One view is that we’ll have a browser “copilot” that fills out forms, summarizes page content, and remembers stuff we’ve seen before. Presumably, it would also be general purpose like ChatGPT or Claude. In all likelihood, the assistant would just be ChatGPT or Claude.
The browser is probably going to be a battleground for assistant products. There’s no reason to go to chat.openai.com if there’s an equivalently useful assistant immediately present in your browser window. For this reason, I suspect OpenAI/Anthropic ends up building or buying up their own browser product (perhaps the one from NY). As I've written about before, this is Google's battle to lose.
In any case, I find the vision of a built-in browser assistant pretty underwhelming. It’s fine and good, and I’ll use the heck out of it. But I can’t shake the feeling that we have the potential to build something significantly better than this.
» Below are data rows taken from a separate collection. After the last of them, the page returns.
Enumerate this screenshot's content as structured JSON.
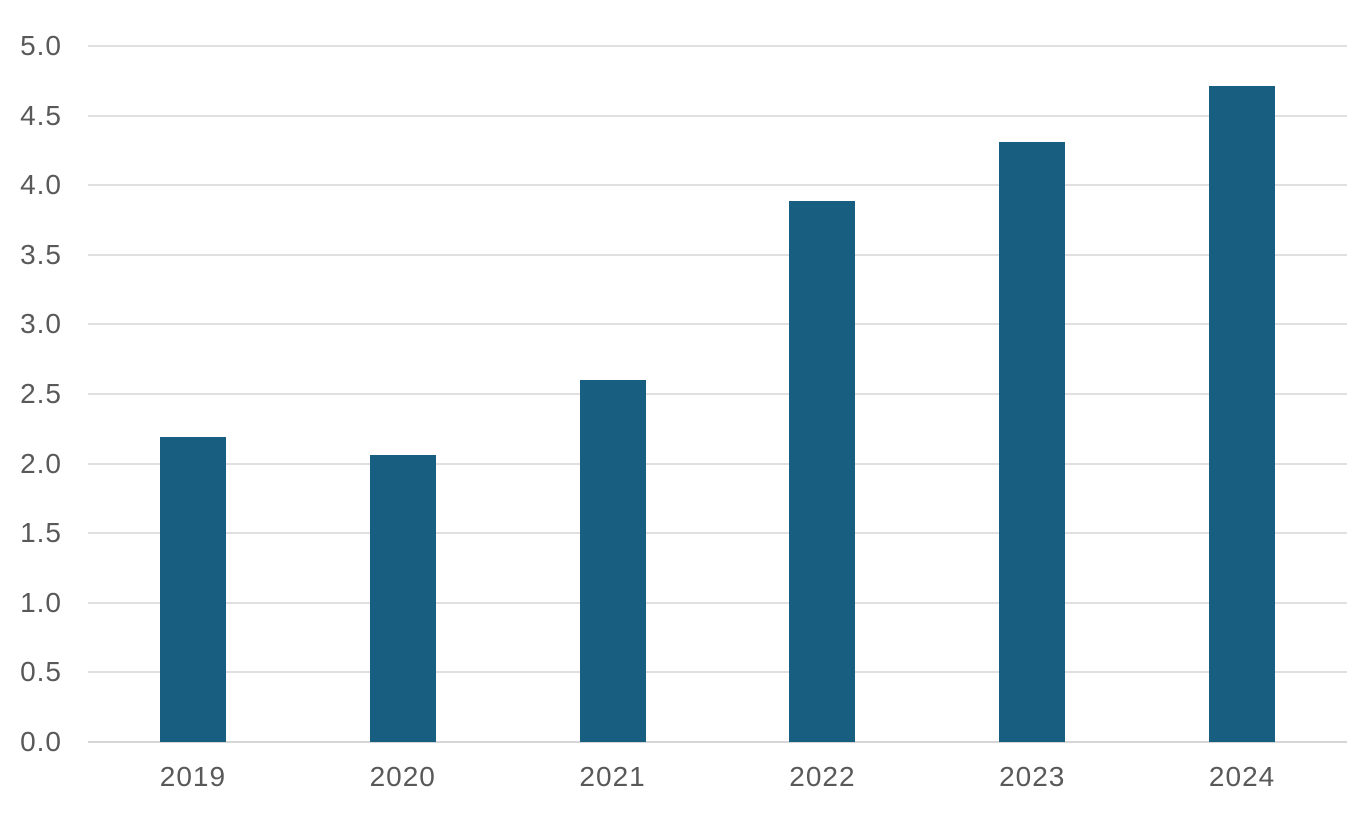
{
  "chart_data": {
    "type": "bar",
    "title": "",
    "xlabel": "",
    "ylabel": "",
    "categories": [
      "2019",
      "2020",
      "2021",
      "2022",
      "2023",
      "2024"
    ],
    "values": [
      2.19,
      2.06,
      2.6,
      3.89,
      4.31,
      4.71
    ],
    "ylim": [
      0,
      5
    ],
    "ytick_step": 0.5,
    "yticks": [
      "0.0",
      "0.5",
      "1.0",
      "1.5",
      "2.0",
      "2.5",
      "3.0",
      "3.5",
      "4.0",
      "4.5",
      "5.0"
    ],
    "grid": "horizontal",
    "legend": "none",
    "bar_color": "#185E80",
    "gridline_color": "#E0E0E0",
    "axis_line_color": "#D6D6D6",
    "tick_label_color": "#595959",
    "background_color": "#FFFFFF"
  }
}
Something that goes beyond chatbots, semantic search, and browser RPA.
I think we should reimagine the web browser as a tool for generating and transforming web content.
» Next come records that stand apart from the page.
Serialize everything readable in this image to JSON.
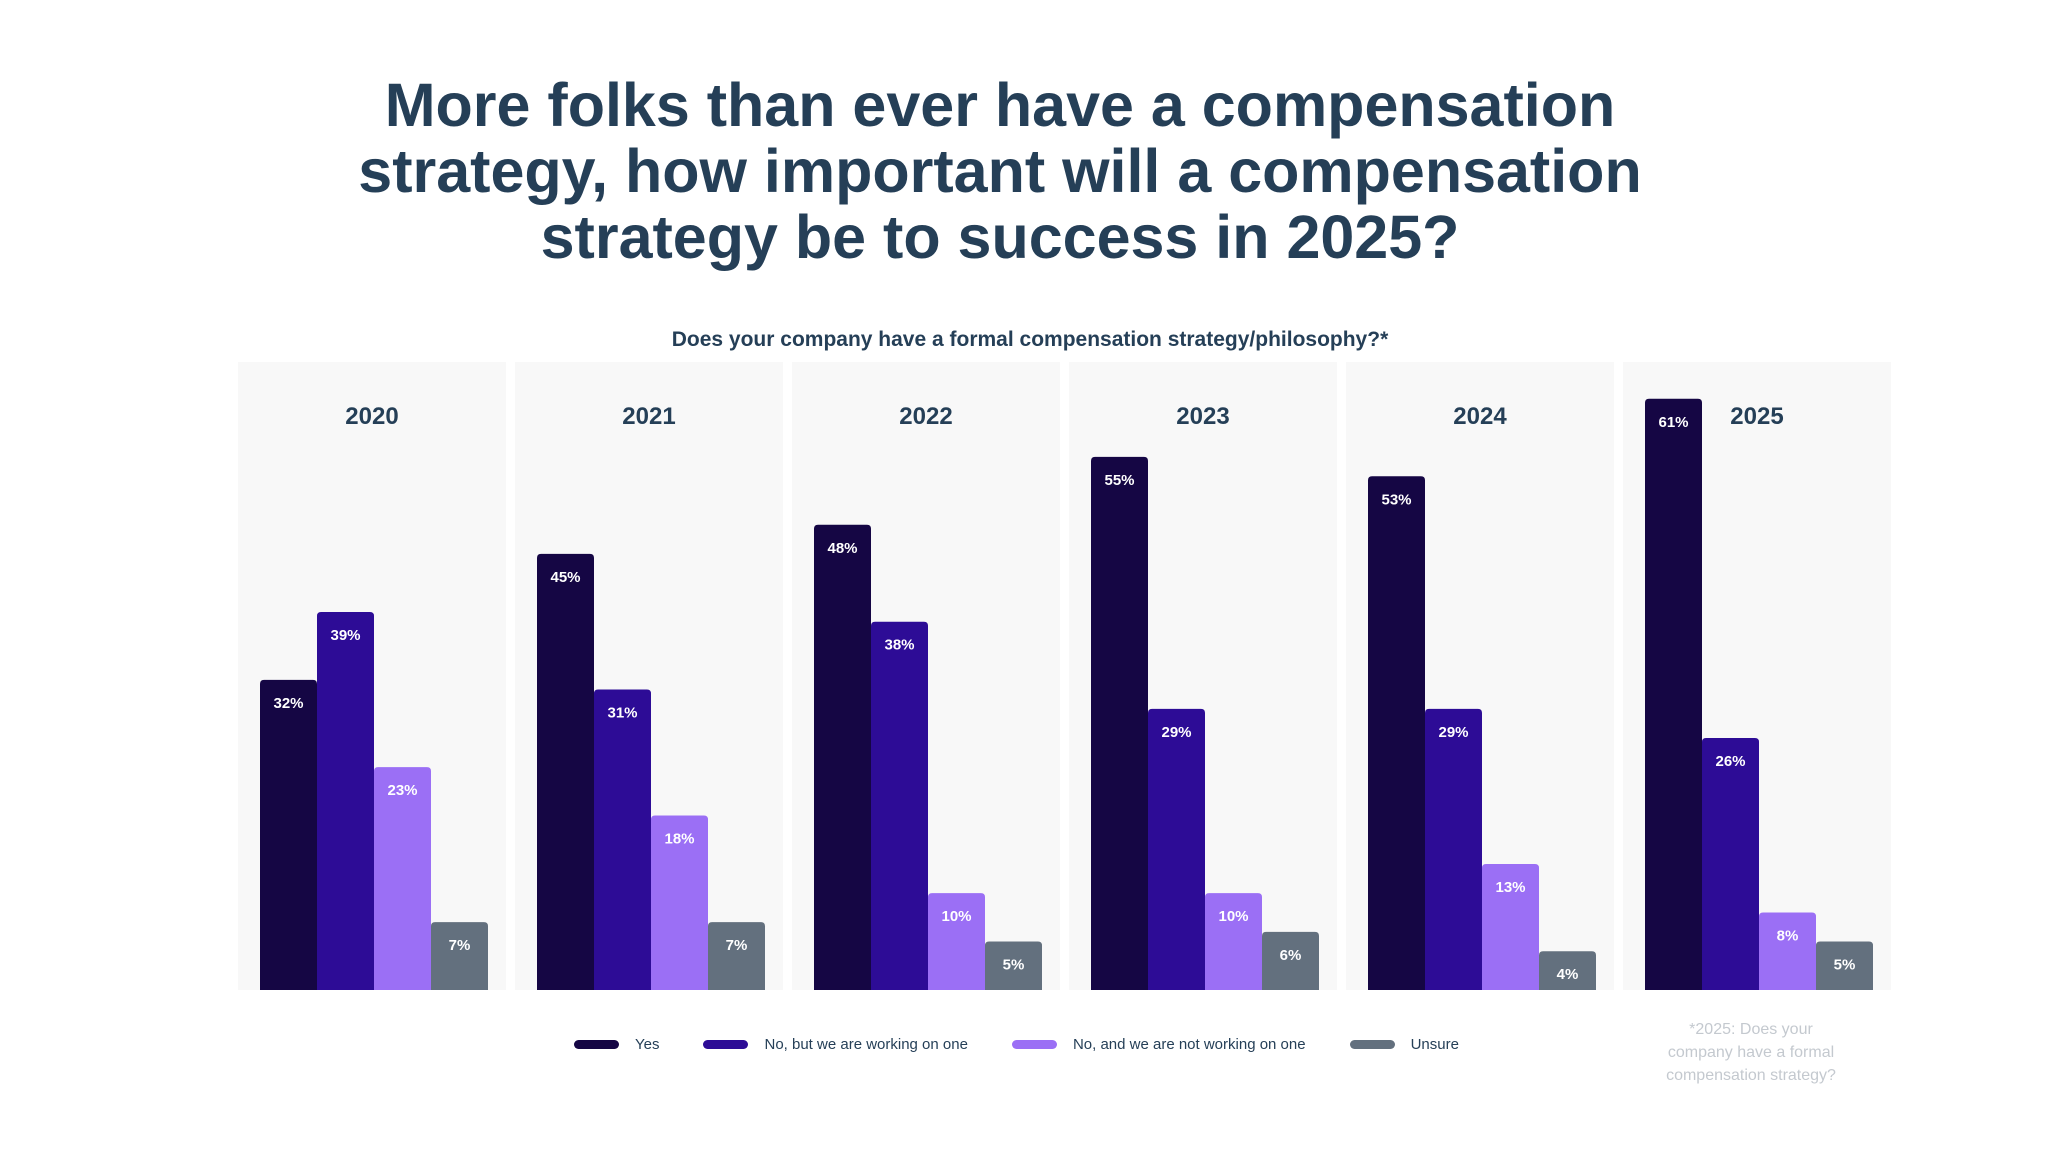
{
  "title_lines": [
    "More folks than ever have a compensation",
    "strategy, how important will a compensation",
    "strategy be to success in 2025?"
  ],
  "chart_data": {
    "type": "bar",
    "title": "Does your company have a formal compensation strategy/philosophy?*",
    "categories": [
      "2020",
      "2021",
      "2022",
      "2023",
      "2024",
      "2025"
    ],
    "series": [
      {
        "name": "Yes",
        "color": "#150644",
        "values": [
          32,
          45,
          48,
          55,
          53,
          61
        ]
      },
      {
        "name": "No, but we are working on one",
        "color": "#2d0c96",
        "values": [
          39,
          31,
          38,
          29,
          29,
          26
        ]
      },
      {
        "name": "No, and we are not working on one",
        "color": "#9b6ff5",
        "values": [
          23,
          18,
          10,
          10,
          13,
          8
        ]
      },
      {
        "name": "Unsure",
        "color": "#63707e",
        "values": [
          7,
          7,
          5,
          6,
          4,
          5
        ]
      }
    ],
    "value_suffix": "%",
    "ylim": [
      0,
      65
    ],
    "grid": false,
    "legend_position": "bottom",
    "panel_color": "#f8f8f8"
  },
  "footnote_lines": [
    "*2025: Does your",
    "company have a formal",
    "compensation strategy?"
  ]
}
In the last few months, I've seen a few projects that hint at this future.
introducing delve: a ChatGPT interface for going down rabbit holes
— Max Krieger (@maxkriegers) May 26, 2024
👉 delve . a9 . io pic.twitter.com/yVC5T1cyCH
Each of these shows the promise of generated web content. In the last paradigm of the web, the fundamental challenge was finding content that users wanted. In the new paradigm, users don’t need to search for content, they manifest it. Sometimes that generated content is extracted purely from the model; other times, the model remixes and transforms what already exists into superior form.
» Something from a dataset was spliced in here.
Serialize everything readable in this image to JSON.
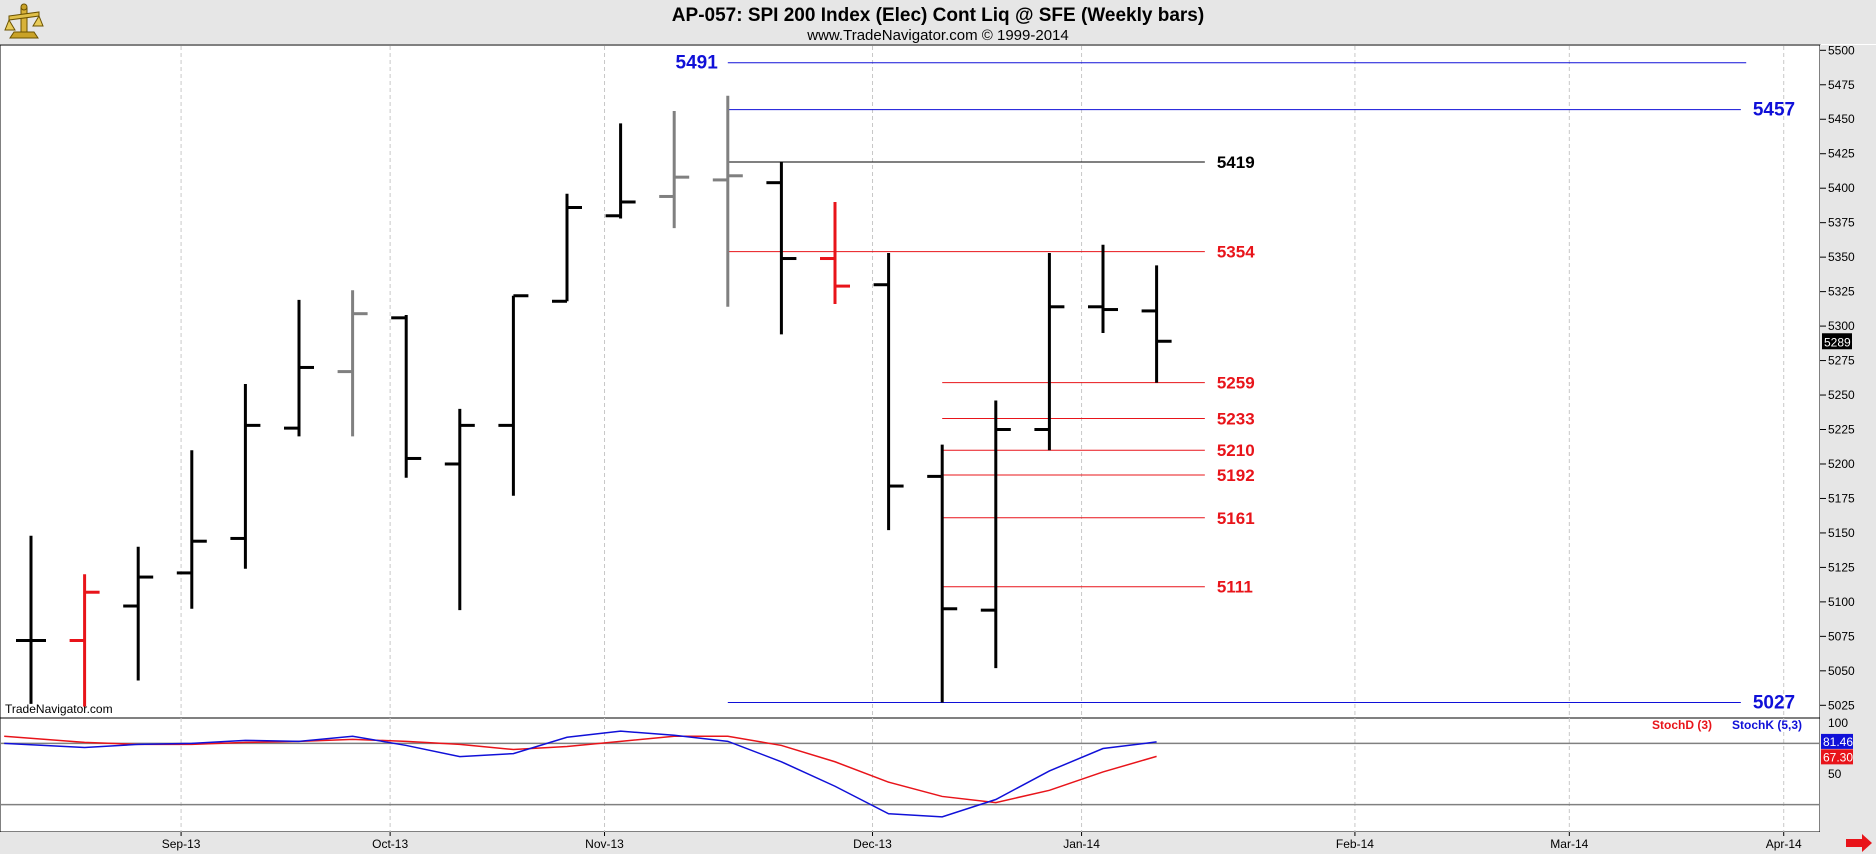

What I find most fascinating is the use of generative web content to satisfy complex reasoning tasks. These workflows follow a consistent grammar. Drawing on a particular body of content (a set of documents, search results, or web history) and a task description, an assistant generates rich web content.
Some examples of the sorts of interactions I have in mind:
A key attribute of these workflows is that they’re iterative. The user can perform a single operation (“what are all the backpacks I’ve looked at”) and then iterate to what they want (“remove all backpacks over $200” and “generate a catalog”). This could happen all in a single request or in sequence.
The more we bake AI-superpowers into the browser, the more likely it becomes that the browser eats up workflows that have nothing to do with the web. A browser that is good at viewing, transforming, and generating various forms of content (hypertext among others) would be a general-purpose application. We’d use it for traditional web content, but we’d also use it for reading ebooks and PDFs or consuming various forms of media living on our local filesystem, etc. The generative browser is really just an AI workspace.
I wonder if incumbent browsers will be able to pursue this vision. One argument against incumbents is their attachment to existing UX patterns. It’s conceivable that there’s a sort of UX counterpositioning; the incumbents can’t properly embrace these new capabilities without making radical UX changes that would alienate their existing audience. The radical transformation required to turn the browser into an AI workspace may be the kind of bold product bet that incumbents can’t afford to make.